On-board cloud screening algorithms for satellite imaging

Remote sensing data acquired through multi-spectral satellite sensors provide an opportunity to monitor and understand the Earth's physical, chemical, and biological systems. However, approximately 70% of the sky is often covered by clouds, which can lead to the processing and storage of images that are not useful for Earth observation tasks, such as monitoring vegetation, ice, or water bodies. To better understand which images should be processed and how, cloud detection algorithms have been designed to identify cloudy pixels, generating cloud segmentation masks that can be used to compute cloud coverage. Accurate detection is essential to filter out highly cloud-covered images for reliable downstream processing. The variability in cloud characteristics makes this identification process complex, as clouds can vary in shape, density, and other spectral properties, typically resembling bright surfaces like snow, ice, deserts, or rocks in certain spectral bands. Moreover, on-board cloud detection is a real-time application that requires algorithms to identify cloud-covered data, either to discard or to exploit cloudy pixels to efficiently compress data for downstream tasks. However, the primary challenges in on-board systems stem from the limited computational resources available on satellites, including power, memory, and processing capabilities. Balancing the trade-offs between accuracy, false positive rates, and efficiency is the main challenge in this context.
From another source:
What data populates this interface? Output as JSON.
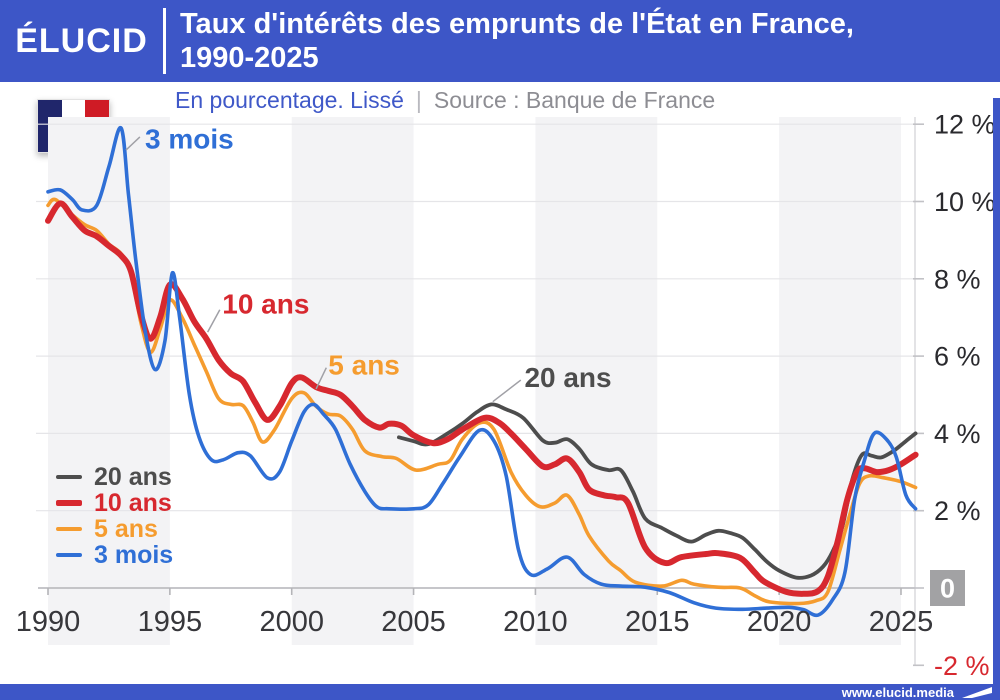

This thesis explores multiple approaches to cloud detection, including a threshold-based cloud detection algorithm, machine learning algorithms, and a deep learning model. The first approach is a physical cloud detection algorithm used in Sen2Cor, which involves a threshold-based test on image bands that, in this thesis, was optimized to minimize false positive rates (FPR). Support vector machines and random forests were also trained for cloud segmentation, despite being computationally heavy, to provide a better benchmark for comparison. Finally, a lightweight model for cloud segmentation is proposed, designed to be competitive with other deep learning models in terms of accuracy, while remaining efficient and comparable to threshold-based algorithms. The results obtained using these methods are presented and compared at the end of the thesis.